大企業を中心に受付を必要とする組織は多い

受付を置く企業はたいていが大企業といわれるような、一定以上の規模の組織がほとんどで、しっかりと受付業務を全うしてくれる人を求める企業はたくさんあります。

また一般企業以外にも、各種施設やイベント会場などでも受付の募集をしているので、いろんなところに受付の需要はあるといえるでしょう。

採用試験で専門的な知識や難しいことを問われることはめったにないので、たくさんの人に門戸が開かれた職業といえます。

受付の転職状況・未経験採用

中途採用も多く、未経験でもチャンスあり

受付は、他の仕事や業界から転職してくる人もたくさんいます。

また、基本的に女性が多く活躍する職種であることから、結婚や出産などで離職する人も多く、中途採用によって受付の人員を補充している企業は多いです。

未経験者を採用する企業もあり、その場合入社時点でのスキルなどはほとんど問われないようです。

入社後にビジネスマナーなどの研修を受け、現場に出るための基礎を身につけることができます。

受付の現状と将来性・今後の見通し

本物のおもてなしは人間にしかできない

現在IT化が進みあらゆる場面で効率化が求められており、一部の企業では、受付でもタッチパネルやロボットなどのITデバイスが使われるようになっています。

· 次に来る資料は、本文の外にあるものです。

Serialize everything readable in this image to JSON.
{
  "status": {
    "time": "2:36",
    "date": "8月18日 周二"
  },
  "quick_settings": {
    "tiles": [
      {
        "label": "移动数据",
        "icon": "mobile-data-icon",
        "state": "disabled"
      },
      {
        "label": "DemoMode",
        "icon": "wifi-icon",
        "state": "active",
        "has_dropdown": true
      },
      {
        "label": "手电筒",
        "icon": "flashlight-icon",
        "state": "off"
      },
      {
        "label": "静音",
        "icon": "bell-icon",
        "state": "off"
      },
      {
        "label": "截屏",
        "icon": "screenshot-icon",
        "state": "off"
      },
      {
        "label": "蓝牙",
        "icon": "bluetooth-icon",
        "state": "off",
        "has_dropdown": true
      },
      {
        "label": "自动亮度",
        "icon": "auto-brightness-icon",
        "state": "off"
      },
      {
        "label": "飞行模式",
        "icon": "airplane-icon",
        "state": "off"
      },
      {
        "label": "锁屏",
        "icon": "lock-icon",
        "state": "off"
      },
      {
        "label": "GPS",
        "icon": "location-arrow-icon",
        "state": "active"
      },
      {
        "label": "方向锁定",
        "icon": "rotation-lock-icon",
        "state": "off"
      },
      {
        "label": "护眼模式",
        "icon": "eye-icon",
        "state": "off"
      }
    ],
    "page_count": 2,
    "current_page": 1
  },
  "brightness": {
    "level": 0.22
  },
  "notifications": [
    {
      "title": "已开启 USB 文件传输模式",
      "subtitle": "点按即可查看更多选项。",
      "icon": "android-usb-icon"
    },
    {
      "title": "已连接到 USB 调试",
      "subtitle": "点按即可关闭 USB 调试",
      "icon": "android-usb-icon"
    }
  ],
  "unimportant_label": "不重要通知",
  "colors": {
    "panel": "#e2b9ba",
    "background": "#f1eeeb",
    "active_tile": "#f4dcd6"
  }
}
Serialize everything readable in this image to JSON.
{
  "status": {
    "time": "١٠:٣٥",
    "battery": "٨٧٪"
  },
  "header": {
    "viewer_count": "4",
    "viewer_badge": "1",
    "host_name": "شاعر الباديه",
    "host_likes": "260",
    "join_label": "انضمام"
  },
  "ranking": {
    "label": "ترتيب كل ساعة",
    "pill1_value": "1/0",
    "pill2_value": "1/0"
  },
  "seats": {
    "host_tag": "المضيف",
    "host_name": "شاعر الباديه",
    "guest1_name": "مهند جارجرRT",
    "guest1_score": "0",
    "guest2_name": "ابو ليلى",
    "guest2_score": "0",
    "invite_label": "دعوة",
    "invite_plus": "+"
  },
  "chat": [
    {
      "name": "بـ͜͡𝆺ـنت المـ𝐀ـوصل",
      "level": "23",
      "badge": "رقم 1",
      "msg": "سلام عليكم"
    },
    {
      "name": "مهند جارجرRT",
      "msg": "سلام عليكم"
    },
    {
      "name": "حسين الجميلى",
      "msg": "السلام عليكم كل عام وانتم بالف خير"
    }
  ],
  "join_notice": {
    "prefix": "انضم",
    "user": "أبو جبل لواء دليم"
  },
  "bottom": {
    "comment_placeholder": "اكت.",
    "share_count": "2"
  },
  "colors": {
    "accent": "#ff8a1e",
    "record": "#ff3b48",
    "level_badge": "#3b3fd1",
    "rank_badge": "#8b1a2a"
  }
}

それでも受付という職業が必要とされているのは、本物のおもてなしは人間にしかできないと考えられているからです。

また企業の顔として若さやフレッシュさが求められるケースも多く、定年までずっと続けることは難しいですが、受付で培った高いホスピタリティ精神やビジネスマナーなどは、秘書や他の職種でも活かせるでしょう。